THE WIND BENEATH OUR WINGS
"Excerpts from Ms Saroj Srivastava’s tribute"
Welham started in 1957 when she (Ms Linnell) herself was 57 years of age. Knowing she would not have a very long tenure, she doubled the pace of her work from the first day and took on challenges, which to any other would be insurmountable. To be asked to start a residential school for girls on the lines of a public school with just Rs. 10,000 and two separate rented houses was to ask for the impossible. Miss Linnell, however, was undaunted and worked with superhuman energy to create within a very short period an outstanding girls’ residential school in the country. In her, we saw the selfless worker that the Bhagwad Gita talks about. She worked hard day and night with never an eye on what she should gain.
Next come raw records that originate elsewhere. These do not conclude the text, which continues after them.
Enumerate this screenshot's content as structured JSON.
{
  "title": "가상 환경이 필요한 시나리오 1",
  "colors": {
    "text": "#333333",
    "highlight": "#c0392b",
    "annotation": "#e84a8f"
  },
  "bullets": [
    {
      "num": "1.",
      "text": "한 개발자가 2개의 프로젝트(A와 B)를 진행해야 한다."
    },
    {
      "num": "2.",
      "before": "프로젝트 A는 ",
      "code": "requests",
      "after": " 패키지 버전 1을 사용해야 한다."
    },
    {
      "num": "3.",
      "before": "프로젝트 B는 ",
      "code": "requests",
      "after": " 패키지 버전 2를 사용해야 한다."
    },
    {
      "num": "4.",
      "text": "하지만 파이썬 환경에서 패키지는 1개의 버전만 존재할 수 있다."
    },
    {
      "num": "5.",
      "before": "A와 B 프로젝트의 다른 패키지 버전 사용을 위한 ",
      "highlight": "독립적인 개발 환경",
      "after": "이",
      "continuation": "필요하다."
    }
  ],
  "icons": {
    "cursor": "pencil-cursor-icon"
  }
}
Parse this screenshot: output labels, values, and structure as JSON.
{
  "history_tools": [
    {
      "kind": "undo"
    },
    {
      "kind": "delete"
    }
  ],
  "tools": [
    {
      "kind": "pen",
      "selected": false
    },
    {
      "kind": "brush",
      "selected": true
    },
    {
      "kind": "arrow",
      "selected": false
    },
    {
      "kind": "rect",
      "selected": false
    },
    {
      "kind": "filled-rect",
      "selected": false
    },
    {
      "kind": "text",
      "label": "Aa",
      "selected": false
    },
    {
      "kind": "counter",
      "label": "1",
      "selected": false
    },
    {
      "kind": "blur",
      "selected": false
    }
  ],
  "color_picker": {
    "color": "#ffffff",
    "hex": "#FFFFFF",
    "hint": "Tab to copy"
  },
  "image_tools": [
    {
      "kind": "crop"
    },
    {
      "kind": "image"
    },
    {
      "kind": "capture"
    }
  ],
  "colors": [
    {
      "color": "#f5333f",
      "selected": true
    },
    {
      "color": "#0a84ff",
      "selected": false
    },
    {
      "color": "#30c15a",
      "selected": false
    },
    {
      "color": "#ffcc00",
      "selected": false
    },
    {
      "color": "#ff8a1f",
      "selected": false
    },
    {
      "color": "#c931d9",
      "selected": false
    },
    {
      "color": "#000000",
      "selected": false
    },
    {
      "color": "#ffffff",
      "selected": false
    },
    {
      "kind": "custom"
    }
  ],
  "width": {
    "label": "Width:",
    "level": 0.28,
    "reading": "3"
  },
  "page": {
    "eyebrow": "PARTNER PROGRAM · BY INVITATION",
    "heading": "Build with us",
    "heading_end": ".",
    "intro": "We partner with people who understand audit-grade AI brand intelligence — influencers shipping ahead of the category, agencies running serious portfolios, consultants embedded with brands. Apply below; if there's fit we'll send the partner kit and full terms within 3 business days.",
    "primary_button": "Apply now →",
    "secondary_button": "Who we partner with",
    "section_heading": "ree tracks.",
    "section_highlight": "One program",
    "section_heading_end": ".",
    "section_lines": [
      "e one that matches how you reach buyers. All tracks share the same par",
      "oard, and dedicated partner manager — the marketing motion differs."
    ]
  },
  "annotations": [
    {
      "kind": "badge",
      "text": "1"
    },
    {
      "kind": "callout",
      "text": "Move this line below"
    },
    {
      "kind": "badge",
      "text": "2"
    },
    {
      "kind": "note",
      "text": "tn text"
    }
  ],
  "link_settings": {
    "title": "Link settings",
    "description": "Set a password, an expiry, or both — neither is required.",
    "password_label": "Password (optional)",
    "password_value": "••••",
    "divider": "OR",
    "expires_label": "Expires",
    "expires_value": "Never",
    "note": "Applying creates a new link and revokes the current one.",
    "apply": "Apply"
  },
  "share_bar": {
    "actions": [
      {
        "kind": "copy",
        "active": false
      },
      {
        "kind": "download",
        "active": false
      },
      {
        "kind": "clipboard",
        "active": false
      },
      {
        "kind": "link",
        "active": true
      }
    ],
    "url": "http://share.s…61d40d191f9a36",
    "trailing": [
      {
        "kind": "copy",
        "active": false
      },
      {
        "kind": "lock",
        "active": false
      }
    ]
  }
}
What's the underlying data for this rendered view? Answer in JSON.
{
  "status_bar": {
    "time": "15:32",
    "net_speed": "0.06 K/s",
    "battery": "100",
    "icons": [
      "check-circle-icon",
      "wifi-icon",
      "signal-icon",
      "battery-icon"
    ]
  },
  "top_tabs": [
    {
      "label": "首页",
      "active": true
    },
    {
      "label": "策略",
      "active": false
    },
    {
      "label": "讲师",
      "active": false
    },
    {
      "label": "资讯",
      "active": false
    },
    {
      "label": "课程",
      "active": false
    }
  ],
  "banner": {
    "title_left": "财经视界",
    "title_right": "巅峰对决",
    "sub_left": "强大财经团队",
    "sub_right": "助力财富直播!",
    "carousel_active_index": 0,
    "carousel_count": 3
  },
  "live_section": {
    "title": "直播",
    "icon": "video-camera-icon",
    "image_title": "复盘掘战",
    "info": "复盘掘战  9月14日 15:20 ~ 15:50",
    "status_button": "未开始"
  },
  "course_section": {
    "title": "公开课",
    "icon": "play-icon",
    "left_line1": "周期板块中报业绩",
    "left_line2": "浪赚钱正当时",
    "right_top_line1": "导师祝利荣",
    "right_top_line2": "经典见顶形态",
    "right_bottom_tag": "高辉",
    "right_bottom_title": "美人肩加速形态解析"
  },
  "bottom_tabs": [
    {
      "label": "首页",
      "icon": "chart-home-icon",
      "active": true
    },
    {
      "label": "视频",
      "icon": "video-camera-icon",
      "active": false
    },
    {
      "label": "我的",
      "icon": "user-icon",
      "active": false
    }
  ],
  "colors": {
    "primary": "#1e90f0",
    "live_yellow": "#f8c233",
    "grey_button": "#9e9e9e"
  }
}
She was a brilliant teacher, and despite her life-long experience, she never went to a class without preparing for it. Her real forte was human relationships. She somehow managed to have a one-to-one contact with every girl, every teacher or every Class IV employee, and was always there for help and guide. To her, brilliant academic results were not the be-all of the school. Instilling values in girls and setting the finest example herself, she moulded the character of the girls by giving importance to honesty, straightforwardness and sincerity in work. Teachers and girls alike had much to learn from her. Her consideration for others at all times touched all who came in contact with her. She taught us the joy of working with and for others.